Not if they're using my version of Word: I'm offered milliard, milliards, mill bars, milliars', and Millbrae - but not megabytes. Millibars and megabytes are a loooong way from each other, too - 7 out of 9 letters different, with only one substitution (e/r) being for adjacent letters. That makes the Cupertino Effect an unlikely scapegoat here, even with an initial typo...
I wonder if the draft report used MB instead of mb, rather than the full words. That would seem less insane.
It's an unlikely mistake for anyone even remotely familiar with computers, weather or atmospheric science. Or pretty much anything technical. I like to bang on the incompetence of bureaucrats in this administration as much as the next guy, but there is certainly enough genuine idiocy that you don't need to look for it in places where the problem might be carelessness rather than genuine incompetence. MartinM's suggestion looks reasonable.
If the way they do things is anything like my organization, I can see the following happening:
Technical guy writes document with "mb" or a similar abbreviation. Prior to release, the document goes to an administrative assistant for formatting and proofreading. Organizational standards require that all abbreviations are defined (on first use and/or in a list of abbreviations). Administrative assistant, who is not technical, erroneously determines that MB is the abbreviation for "megabytes" and places this definition in the document. (After all, that's what it meant in the last document that she proofed, and those geeks get all bent out of shape if you keep asking them the same question over and over again...)
So it strikes me as an unfortunate and embarrassing, but not particularly surprising, error to show up in a document.
Yes, a copyediting mistake from the abbreviation mb is certainly plausible. That suggests they use nontechnical proofreaders, though, which is a bit weird even if it's not mindbogglingly incompetent.

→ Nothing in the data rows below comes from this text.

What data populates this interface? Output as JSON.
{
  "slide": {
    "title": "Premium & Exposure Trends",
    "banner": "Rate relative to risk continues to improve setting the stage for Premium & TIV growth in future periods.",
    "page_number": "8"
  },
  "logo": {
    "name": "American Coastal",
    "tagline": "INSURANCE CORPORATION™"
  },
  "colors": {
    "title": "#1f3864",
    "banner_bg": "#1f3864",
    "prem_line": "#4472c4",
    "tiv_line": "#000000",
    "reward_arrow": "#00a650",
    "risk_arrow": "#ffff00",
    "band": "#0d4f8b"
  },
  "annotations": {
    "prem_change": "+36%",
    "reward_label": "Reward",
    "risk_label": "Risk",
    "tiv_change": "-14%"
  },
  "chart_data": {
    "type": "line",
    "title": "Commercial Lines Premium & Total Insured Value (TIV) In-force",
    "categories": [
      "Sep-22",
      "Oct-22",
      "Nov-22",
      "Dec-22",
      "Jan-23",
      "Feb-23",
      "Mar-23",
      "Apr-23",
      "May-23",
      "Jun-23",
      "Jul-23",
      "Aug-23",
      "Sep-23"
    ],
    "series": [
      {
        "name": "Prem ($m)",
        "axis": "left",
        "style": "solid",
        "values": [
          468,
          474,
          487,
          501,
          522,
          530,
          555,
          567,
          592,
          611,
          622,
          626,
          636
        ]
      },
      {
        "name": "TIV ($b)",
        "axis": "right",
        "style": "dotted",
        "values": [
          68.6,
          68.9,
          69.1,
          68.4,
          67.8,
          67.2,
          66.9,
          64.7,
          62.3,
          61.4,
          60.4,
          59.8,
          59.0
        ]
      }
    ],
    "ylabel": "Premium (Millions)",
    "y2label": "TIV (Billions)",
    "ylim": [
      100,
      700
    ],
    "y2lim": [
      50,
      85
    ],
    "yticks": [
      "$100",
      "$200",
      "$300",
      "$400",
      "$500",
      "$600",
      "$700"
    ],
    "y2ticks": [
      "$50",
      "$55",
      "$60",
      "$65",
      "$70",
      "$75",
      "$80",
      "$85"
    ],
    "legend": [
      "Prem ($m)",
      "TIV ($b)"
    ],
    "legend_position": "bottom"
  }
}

The title of this post reminded me to comment that I recently finished "Storm World" (I listened to it in audio form on my way to and from work). What jogged my memory was how hurricane pressure was always referred to both in millibars and in inches. I assume the inches measurement was in parentheses in the book. For some reason that always made my chuckle while I was listening to it. I really enjoyed the book though and have tried recommending it to climate change denialists that I've encountered on a Chicago Cubs message board. Not surprisingly, they have no interest in reading it.